Erectile Dysfunction

Erectile Dysfunction (Impotence) What is Impotence?

The inability of the male sexual organ to become erect enough to have sexual intercourse is called impotence. It would be more accurate to define this condition, which can be defined as “permanent inability to achieve and maintain an erection sufficient to allow satisfactory sexual performance”, as “erectile dysfunction” or “erectile dysfunction”.


The Likelihood of Erectile Dysfunction Increases as You Get Older

It is reported that erectile dysfunction, which is seen in 10 to 40% of people at the age of 40, reaches 50 to 80% in the 70s. In a large-scale institutional study conducted in Turkey, the prevalence of erectile dysfunction was found to be 69.2% on average in all age groups over 40 years of age.


Why Does Erectile Dysfunction Develop?

“Erection” in humans develops through the joint work of nerve and vascular elements. When the signal from the cerebrospinal line reaches the penis, a series of chemical events are triggered that allow the spongy structure in the penis to relax and fill with blood. In this way, the penis fills with blood and becomes hard. Nervous diseases (nerve injuries resulting from surgery and similar conditions) that prevent the transmission here can disrupt erection. More importantly, vascular disorders that prevent the spongy structure from loosening and filling with blood (such as arteriosclerosis, diabetes, high blood pressure) are other important diseases that can lead to erectile dysfunction.


Who is at More Risk?

People with cardiovascular risk factors such as high cholesterol, high blood pressure, obesity, smoking and inactivity come first. Especially overweight; Increasing the size of the belly circumference and erection problems have recently been the subject of important studies and are shown to be serious risks. Diabetes is one of the most important factors. Most of the time, erectile dysfunction is an early sign of atherosclerosis and diabetes. Apart from this, those with neurological diseases, hormonal disorders and those who have undergone surgeries that may damage nerves are also at risk.


What kind of tests does a patient with erectile dysfunction undergo when he consults a doctor?

When evaluating a patient with erectile dysfunction, it is necessary to listen to the patient first. It is seen that in many patients the problem may not be organic but psychological or due to bilateral relations.
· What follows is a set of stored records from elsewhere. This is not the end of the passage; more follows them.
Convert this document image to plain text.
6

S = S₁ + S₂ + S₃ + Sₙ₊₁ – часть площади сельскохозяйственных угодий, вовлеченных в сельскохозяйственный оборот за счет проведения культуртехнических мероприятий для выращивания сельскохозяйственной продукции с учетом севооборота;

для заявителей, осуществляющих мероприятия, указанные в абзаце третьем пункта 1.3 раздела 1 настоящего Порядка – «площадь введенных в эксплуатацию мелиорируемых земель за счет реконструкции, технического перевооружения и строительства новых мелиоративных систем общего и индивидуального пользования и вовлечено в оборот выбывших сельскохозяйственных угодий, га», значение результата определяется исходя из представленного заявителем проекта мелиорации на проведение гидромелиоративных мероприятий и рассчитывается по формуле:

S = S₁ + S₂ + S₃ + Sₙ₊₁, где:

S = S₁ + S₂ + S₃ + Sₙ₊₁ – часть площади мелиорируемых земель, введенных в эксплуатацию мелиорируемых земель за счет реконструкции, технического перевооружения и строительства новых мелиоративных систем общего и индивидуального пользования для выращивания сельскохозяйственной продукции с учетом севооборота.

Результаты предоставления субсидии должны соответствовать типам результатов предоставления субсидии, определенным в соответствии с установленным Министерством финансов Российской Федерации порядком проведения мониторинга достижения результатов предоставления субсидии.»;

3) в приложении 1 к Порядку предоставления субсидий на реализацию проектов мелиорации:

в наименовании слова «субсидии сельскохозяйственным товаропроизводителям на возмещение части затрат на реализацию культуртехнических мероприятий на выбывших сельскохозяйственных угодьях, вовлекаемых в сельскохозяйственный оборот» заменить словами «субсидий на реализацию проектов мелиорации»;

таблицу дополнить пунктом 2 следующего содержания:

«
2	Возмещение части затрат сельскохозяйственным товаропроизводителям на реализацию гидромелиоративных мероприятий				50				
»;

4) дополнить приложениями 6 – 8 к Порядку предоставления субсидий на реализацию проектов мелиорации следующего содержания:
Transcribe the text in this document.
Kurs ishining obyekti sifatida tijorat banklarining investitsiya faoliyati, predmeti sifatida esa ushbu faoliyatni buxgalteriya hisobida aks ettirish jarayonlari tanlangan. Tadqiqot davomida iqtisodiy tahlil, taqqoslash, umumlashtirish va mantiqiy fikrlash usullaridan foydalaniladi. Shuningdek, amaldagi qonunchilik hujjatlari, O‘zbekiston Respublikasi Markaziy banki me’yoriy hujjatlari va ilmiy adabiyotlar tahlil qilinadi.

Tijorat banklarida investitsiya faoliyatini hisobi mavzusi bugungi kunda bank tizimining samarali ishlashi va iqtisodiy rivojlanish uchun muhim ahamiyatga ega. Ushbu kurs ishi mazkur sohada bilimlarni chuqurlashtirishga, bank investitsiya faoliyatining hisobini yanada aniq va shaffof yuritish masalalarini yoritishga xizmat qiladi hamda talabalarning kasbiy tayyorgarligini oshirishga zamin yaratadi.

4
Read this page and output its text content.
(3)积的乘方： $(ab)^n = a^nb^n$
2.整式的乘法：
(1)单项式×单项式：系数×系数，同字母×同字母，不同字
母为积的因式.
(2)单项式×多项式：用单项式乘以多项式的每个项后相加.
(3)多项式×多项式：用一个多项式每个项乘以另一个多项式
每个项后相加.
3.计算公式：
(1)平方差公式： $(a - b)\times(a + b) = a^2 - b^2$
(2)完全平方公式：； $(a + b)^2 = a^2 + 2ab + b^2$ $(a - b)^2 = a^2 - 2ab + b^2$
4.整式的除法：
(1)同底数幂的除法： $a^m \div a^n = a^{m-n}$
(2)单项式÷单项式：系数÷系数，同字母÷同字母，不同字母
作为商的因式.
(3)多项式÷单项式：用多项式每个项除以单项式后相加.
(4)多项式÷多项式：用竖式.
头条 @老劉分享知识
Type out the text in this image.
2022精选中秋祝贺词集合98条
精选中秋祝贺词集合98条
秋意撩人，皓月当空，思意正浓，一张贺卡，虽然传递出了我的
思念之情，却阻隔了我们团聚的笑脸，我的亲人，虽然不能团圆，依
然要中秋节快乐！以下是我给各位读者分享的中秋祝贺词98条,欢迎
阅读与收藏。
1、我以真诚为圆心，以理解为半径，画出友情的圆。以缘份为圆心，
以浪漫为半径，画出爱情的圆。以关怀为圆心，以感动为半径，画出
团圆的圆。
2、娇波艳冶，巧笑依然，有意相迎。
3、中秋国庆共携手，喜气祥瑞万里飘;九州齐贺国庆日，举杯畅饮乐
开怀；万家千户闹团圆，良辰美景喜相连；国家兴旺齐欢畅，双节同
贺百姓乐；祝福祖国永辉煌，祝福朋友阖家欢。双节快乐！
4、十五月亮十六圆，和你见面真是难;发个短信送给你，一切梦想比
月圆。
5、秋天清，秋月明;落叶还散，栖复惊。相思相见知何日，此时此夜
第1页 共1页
Listening to the patient carefully and getting the necessary questions and answers is often more useful than many tests. A subsequent comprehensive physical examination will give clues about diseases that may cause secondary erectile dysfunction, such as Peyronie’s disease. In addition, fasting blood sugar, cholesterol, male hormone testosterone (especially bioavailable testosterone level), SHBG (Sex Hormone Binding Globulin) levels must be measured if they have not been measured in the last 12 months.


After this basic evaluation, further tests can be carried out if necessary. The most commonly used of these is the Doppler Ultrasonography test, which measures the blood flow in the main vessels of the penis following an injection into the penis that provides artificial erection. This test gives us very valuable information about penis functions.


Which Drugs Are Used in the Treatment of Erectile Dysfunction?

Before moving on to medications to treat erectile dysfunction, modifiable risk factors need to be addressed. Quitting smoking, starting regular exercise, and losing weight can provide dramatic improvements in many patients. Even people who have made these changes in middle age reduce their erection problems by 70% in a short period of 2 years compared to those who have not made these changes. Decreases in male hormone (testoseterone) levels can be regulated with additional hormone support treatments. Patients who continue to have erection problems despite improving their lifestyle positively are treated with oral medication as the first step. PDE5 inhibitors form the basis of oral drug therapy. Sildenafil (Viagra), Vardenafil (Levitra) and Tadalafil (Cialis) are the most familiar names of this group. Although these drugs do not provide erection on their own, they strengthen very mild erections that occur due to significant sexual stimulation (visual-tensory). In this way, they start to take effect in a shorter time and are effective in providing better quality and longer-lasting sexual intercourse. The patient decides which molecule to choose by discussing the expectations from the drug and the specific side effects of the drugs together with his doctor. Generally, 50-80% success rate should be expected from medications.